When I lived in New York City, hoarding was never an issue. I lived in a 500-square-foot apartment with my husband and two kids, and I want to tell you that it was really small, but for an apartment in a coveted school district New York City, it’s not that small. We had a rule that if you bring something into the apartment, you throw something out.

To give you an idea of how wide ranging the impact of lack of space is, when we moved to Wisconsin, my son said one night, “It’s so fun to have a bed. Thank you so much. I love Wisconsin!” Neither kid had a bed in NYC. In fact, if you want to know why so many babies in poor families die it’s probably because they don’t have a bed. My son slept on a pillow on the floor next to me for six months. And one night I woke up and he was gone. He had rolled over twice.

But I digress.

A lot about living in NYC has stayed with me. I live on a farm now, where there is unlimited storage. People buy little buildings for about $200 and then they store more stuff in them. Unlimited space for buildings! Unlimited storage! No monthly fees!

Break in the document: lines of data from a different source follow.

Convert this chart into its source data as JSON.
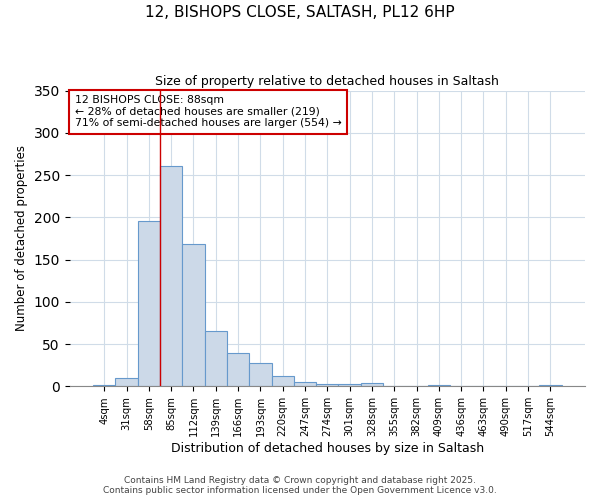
{
  "title1": "12, BISHOPS CLOSE, SALTASH, PL12 6HP",
  "title2": "Size of property relative to detached houses in Saltash",
  "xlabel": "Distribution of detached houses by size in Saltash",
  "ylabel": "Number of detached properties",
  "categories": [
    "4sqm",
    "31sqm",
    "58sqm",
    "85sqm",
    "112sqm",
    "139sqm",
    "166sqm",
    "193sqm",
    "220sqm",
    "247sqm",
    "274sqm",
    "301sqm",
    "328sqm",
    "355sqm",
    "382sqm",
    "409sqm",
    "436sqm",
    "463sqm",
    "490sqm",
    "517sqm",
    "544sqm"
  ],
  "values": [
    2,
    10,
    196,
    261,
    168,
    65,
    40,
    28,
    12,
    5,
    3,
    3,
    4,
    1,
    0,
    2,
    0,
    0,
    0,
    0,
    2
  ],
  "bar_color": "#ccd9e8",
  "bar_edge_color": "#6699cc",
  "vline_index": 3,
  "vline_color": "#cc0000",
  "annotation_line1": "12 BISHOPS CLOSE: 88sqm",
  "annotation_line2": "← 28% of detached houses are smaller (219)",
  "annotation_line3": "71% of semi-detached houses are larger (554) →",
  "annotation_box_color": "#ffffff",
  "annotation_box_edge": "#cc0000",
  "ylim": [
    0,
    350
  ],
  "yticks": [
    0,
    50,
    100,
    150,
    200,
    250,
    300,
    350
  ],
  "footer1": "Contains HM Land Registry data © Crown copyright and database right 2025.",
  "footer2": "Contains public sector information licensed under the Open Government Licence v3.0.",
  "bg_color": "#ffffff",
  "plot_bg_color": "#ffffff",
  "grid_color": "#d0dce8"
}
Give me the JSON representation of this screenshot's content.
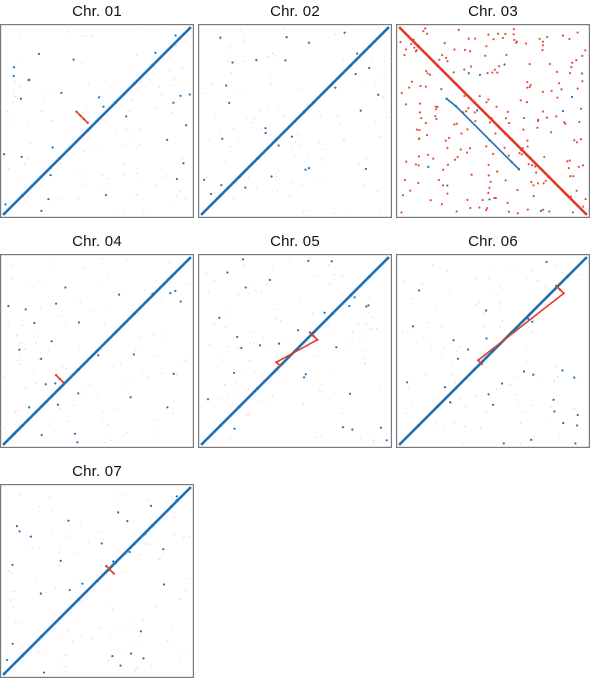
{
  "colors": {
    "blue": "#1f6fb2",
    "red": "#e13b2b",
    "frame": "#7a7a7a"
  },
  "chart_data": [
    {
      "type": "scatter",
      "title": "Chr. 01",
      "orientation": "diagonal",
      "axes_labeled": false,
      "series": [
        {
          "name": "",
          "color": "#1f6fb2",
          "x": [
            0.0,
            0.1,
            0.2,
            0.25,
            0.3,
            0.35,
            0.45,
            0.5,
            0.6,
            0.7,
            0.8,
            0.9,
            1.0
          ],
          "y": [
            0.0,
            0.1,
            0.2,
            0.25,
            0.3,
            0.35,
            0.45,
            0.5,
            0.6,
            0.7,
            0.8,
            0.9,
            1.0
          ]
        },
        {
          "name": "",
          "color": "#e13b2b",
          "x": [
            0.39,
            0.41,
            0.43,
            0.45
          ],
          "y": [
            0.55,
            0.53,
            0.51,
            0.49
          ]
        }
      ]
    },
    {
      "type": "scatter",
      "title": "Chr. 02",
      "orientation": "diagonal",
      "axes_labeled": false,
      "series": [
        {
          "name": "",
          "color": "#1f6fb2",
          "x": [
            0.0,
            0.1,
            0.2,
            0.3,
            0.4,
            0.5,
            0.55,
            0.6,
            0.7,
            0.8,
            0.9,
            1.0
          ],
          "y": [
            0.0,
            0.1,
            0.2,
            0.3,
            0.4,
            0.5,
            0.55,
            0.6,
            0.7,
            0.8,
            0.9,
            1.0
          ]
        },
        {
          "name": "",
          "color": "#e13b2b",
          "x": [],
          "y": []
        }
      ]
    },
    {
      "type": "scatter",
      "title": "Chr. 03",
      "orientation": "anti-diagonal",
      "axes_labeled": false,
      "series": [
        {
          "name": "",
          "color": "#e13b2b",
          "x": [
            0.0,
            0.1,
            0.2,
            0.3,
            0.4,
            0.5,
            0.6,
            0.7,
            0.8,
            0.9,
            1.0
          ],
          "y": [
            1.0,
            0.9,
            0.8,
            0.7,
            0.6,
            0.5,
            0.4,
            0.3,
            0.2,
            0.1,
            0.0
          ]
        },
        {
          "name": "",
          "color": "#1f6fb2",
          "x": [
            0.25,
            0.3,
            0.6,
            0.64
          ],
          "y": [
            0.62,
            0.58,
            0.28,
            0.24
          ]
        }
      ]
    },
    {
      "type": "scatter",
      "title": "Chr. 04",
      "orientation": "diagonal",
      "axes_labeled": false,
      "series": [
        {
          "name": "",
          "color": "#1f6fb2",
          "x": [
            0.0,
            0.05,
            0.1,
            0.2,
            0.3,
            0.4,
            0.5,
            0.6,
            0.7,
            0.8,
            0.9,
            1.0
          ],
          "y": [
            0.0,
            0.05,
            0.1,
            0.2,
            0.3,
            0.4,
            0.5,
            0.6,
            0.7,
            0.8,
            0.9,
            1.0
          ]
        },
        {
          "name": "",
          "color": "#e13b2b",
          "x": [
            0.28,
            0.3,
            0.32
          ],
          "y": [
            0.37,
            0.35,
            0.33
          ]
        }
      ]
    },
    {
      "type": "scatter",
      "title": "Chr. 05",
      "orientation": "diagonal",
      "axes_labeled": false,
      "series": [
        {
          "name": "",
          "color": "#1f6fb2",
          "x": [
            0.0,
            0.1,
            0.2,
            0.3,
            0.4,
            0.5,
            0.6,
            0.7,
            0.8,
            0.9,
            1.0
          ],
          "y": [
            0.0,
            0.1,
            0.2,
            0.3,
            0.4,
            0.5,
            0.6,
            0.7,
            0.8,
            0.9,
            1.0
          ]
        },
        {
          "name": "",
          "color": "#e13b2b",
          "x": [
            0.58,
            0.6,
            0.62,
            0.4,
            0.42
          ],
          "y": [
            0.6,
            0.58,
            0.56,
            0.44,
            0.42
          ]
        }
      ]
    },
    {
      "type": "scatter",
      "title": "Chr. 06",
      "orientation": "diagonal",
      "axes_labeled": false,
      "series": [
        {
          "name": "",
          "color": "#1f6fb2",
          "x": [
            0.0,
            0.1,
            0.2,
            0.3,
            0.4,
            0.5,
            0.6,
            0.7,
            0.8,
            0.9,
            1.0
          ],
          "y": [
            0.0,
            0.1,
            0.2,
            0.3,
            0.4,
            0.5,
            0.6,
            0.7,
            0.8,
            0.9,
            1.0
          ]
        },
        {
          "name": "",
          "color": "#e13b2b",
          "x": [
            0.84,
            0.86,
            0.88,
            0.42,
            0.44
          ],
          "y": [
            0.85,
            0.83,
            0.81,
            0.45,
            0.43
          ]
        }
      ]
    },
    {
      "type": "scatter",
      "title": "Chr. 07",
      "orientation": "diagonal",
      "axes_labeled": false,
      "series": [
        {
          "name": "",
          "color": "#1f6fb2",
          "x": [
            0.0,
            0.1,
            0.2,
            0.3,
            0.4,
            0.5,
            0.6,
            0.7,
            0.8,
            0.9,
            1.0
          ],
          "y": [
            0.0,
            0.1,
            0.2,
            0.3,
            0.4,
            0.5,
            0.6,
            0.7,
            0.8,
            0.9,
            1.0
          ]
        },
        {
          "name": "",
          "color": "#e13b2b",
          "x": [
            0.55,
            0.57,
            0.59
          ],
          "y": [
            0.58,
            0.56,
            0.54
          ]
        }
      ]
    }
  ]
}
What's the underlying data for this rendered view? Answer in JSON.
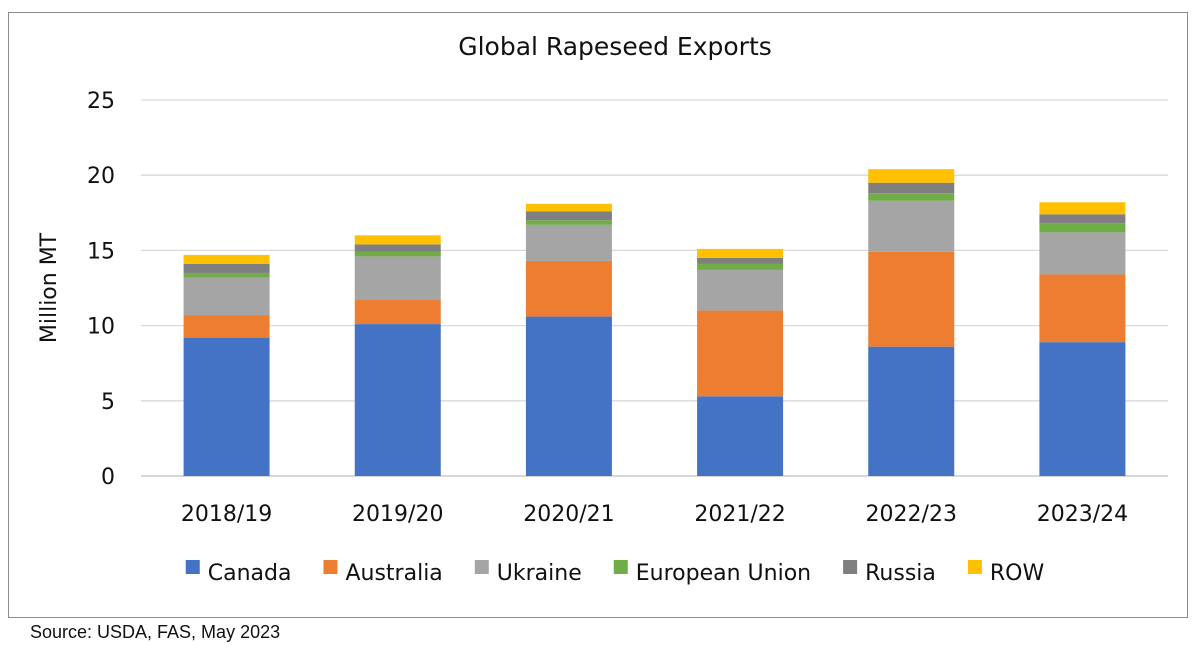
{
  "chart_data": {
    "type": "bar",
    "stacked": true,
    "title": "Global Rapeseed Exports",
    "xlabel": "",
    "ylabel": "Million MT",
    "ylim": [
      0,
      25
    ],
    "yticks": [
      0,
      5,
      10,
      15,
      20,
      25
    ],
    "grid": true,
    "legend_position": "bottom",
    "categories": [
      "2018/19",
      "2019/20",
      "2020/21",
      "2021/22",
      "2022/23",
      "2023/24"
    ],
    "series": [
      {
        "name": "Canada",
        "color": "#4472c4",
        "values": [
          9.2,
          10.1,
          10.6,
          5.3,
          8.6,
          8.9
        ]
      },
      {
        "name": "Australia",
        "color": "#ed7d31",
        "values": [
          1.5,
          1.6,
          3.7,
          5.7,
          6.3,
          4.5
        ]
      },
      {
        "name": "Ukraine",
        "color": "#a5a5a5",
        "values": [
          2.5,
          2.9,
          2.4,
          2.7,
          3.4,
          2.8
        ]
      },
      {
        "name": "European Union",
        "color": "#70ad47",
        "values": [
          0.3,
          0.3,
          0.3,
          0.4,
          0.5,
          0.6
        ]
      },
      {
        "name": "Russia",
        "color": "#7f7f7f",
        "values": [
          0.6,
          0.5,
          0.6,
          0.4,
          0.7,
          0.6
        ]
      },
      {
        "name": "ROW",
        "color": "#ffc000",
        "values": [
          0.6,
          0.6,
          0.5,
          0.6,
          0.9,
          0.8
        ]
      }
    ]
  },
  "source_note": "Source: USDA, FAS, May 2023"
}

I am disgusted by this. It reeks of hoarding to me. So I am still a stickler about throwing stuff out. Probably to a fault.

When the kids lose something, before they embark on a search they ask me if I’ve thrown it out.

I have felt guilty having to answer yes, so now I have a secret area where I put things that I think I could throw out without them noticing. But if they ask for it over the course of a few weeks then I can just pull it out of my stash.

Recently, I went through the stuff that I saved for sentimental reasons. I saved clothes that I remember the boys wearing all the time. I saved their favorite stuffed animals. It’s a lot. And I’m not even half way done.

My mom, for the last fifteen years, has been trying to give me and my brothers the stuff she saved. We joke about how she gives us toys with mold and lead paint. But now I have more empathy for her. It’s hard to throw stuff out that reminds me of good times with the kids.

So I have a new idea. I took pictures. There’s stuff that simply will not last—not last long enough for me to give to my grown up kids so their wives can throw it out. So I started taking pictures.

You know what that picture is up top? It’s my son’s first violin. He was three. It takes a toddler about six months to learn to hold a violin properly on the shoulder. They start with a kleenex box and a handle from a duster. The real violin is the reward for six months of hard work. I saved the pretend violin all this time. But today, I took a picture and threw it out.

It’s hard to do, but the process is a great way to remind myself that the day to day moments that are so difficult—like trying to get a three-year-old to hold a violin—are also cherished memories and I’m so lucky to have so many of them every day.